According to Glamour, here are six things we think are sexy that aren’t:
You might be thinking, “Now, wait a second, Jake, this sounds like nothing more than one man’s personal preference.” To that I offer you exhibit A, my friend James*: “When a woman wears fishnets, it’s like she’s banging you over the head with ‘notice my legs,'” he says. “Believe me, a short skirt works just fine.” Unless you are both French and a maid, no holey tights, please.
A Pucker Like Gwen Stefani’s
Technically, superbright red lipstick is sexy, but it also seems to say, “Look but don’t touch, or you’ll mess up my paparazzi-ready makeup.” While we’re on the subject, when a woman compulsively reapplies lipstick or gloss of any shade after every bite and sentence, we’re torn. Your lips look delicious, but kissing you means ingesting a product. And that’s not what we had in mind for dessert.
There’s nothing sexier than an accidental female breath in your ear, but when one ex intentionally puffed into my left canal, I felt trapped in a Juicy Fruit-scented wind tunnel. (Also, it kind of hurt.) And throwing in a growl or moan? Doesn’t help.
Not Wearing Any Underwear
With this one, circumstances count.

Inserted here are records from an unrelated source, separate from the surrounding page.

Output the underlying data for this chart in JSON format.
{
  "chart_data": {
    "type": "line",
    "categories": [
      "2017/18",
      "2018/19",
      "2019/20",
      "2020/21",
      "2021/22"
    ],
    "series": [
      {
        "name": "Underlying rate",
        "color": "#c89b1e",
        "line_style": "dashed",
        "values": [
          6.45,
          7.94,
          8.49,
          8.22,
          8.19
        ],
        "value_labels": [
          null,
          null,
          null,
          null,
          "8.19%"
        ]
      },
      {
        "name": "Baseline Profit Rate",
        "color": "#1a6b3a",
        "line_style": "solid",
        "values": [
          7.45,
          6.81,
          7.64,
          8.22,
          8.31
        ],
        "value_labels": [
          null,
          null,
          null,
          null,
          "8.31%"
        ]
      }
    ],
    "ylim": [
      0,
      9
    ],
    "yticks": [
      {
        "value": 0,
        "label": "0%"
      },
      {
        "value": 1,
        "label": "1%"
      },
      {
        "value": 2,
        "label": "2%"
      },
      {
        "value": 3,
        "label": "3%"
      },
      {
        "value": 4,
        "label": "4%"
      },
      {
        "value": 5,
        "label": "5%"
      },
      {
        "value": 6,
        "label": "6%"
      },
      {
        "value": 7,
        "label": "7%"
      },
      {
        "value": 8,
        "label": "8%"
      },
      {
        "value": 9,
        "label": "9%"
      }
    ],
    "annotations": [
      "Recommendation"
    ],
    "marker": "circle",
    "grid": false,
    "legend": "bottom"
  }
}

It’s sexy when it’s just for us, and a thumbs-down when we find out you’ve spent the day that way. See, when you go commando, we think you’re ready for action in two snaps. That’s hot. But if you’ve been alfresco at work for hours, it means other dudes were mere snaps away. That’s disturbing.
I was at dinner with my last girlfriend, Claudia, admiring the candlelight reflecting off her olive skin, the warmth of her smile and… hold on, was that glitter on her eyes? In glitter’s defense, it’s not not sexy; maybe it’s even in style right now. But it marks the point where makeup veers into arts ‘n’ crafts. No man dates a woman because she’s an expert with cosmetics. He dates you for what’s underneath all that.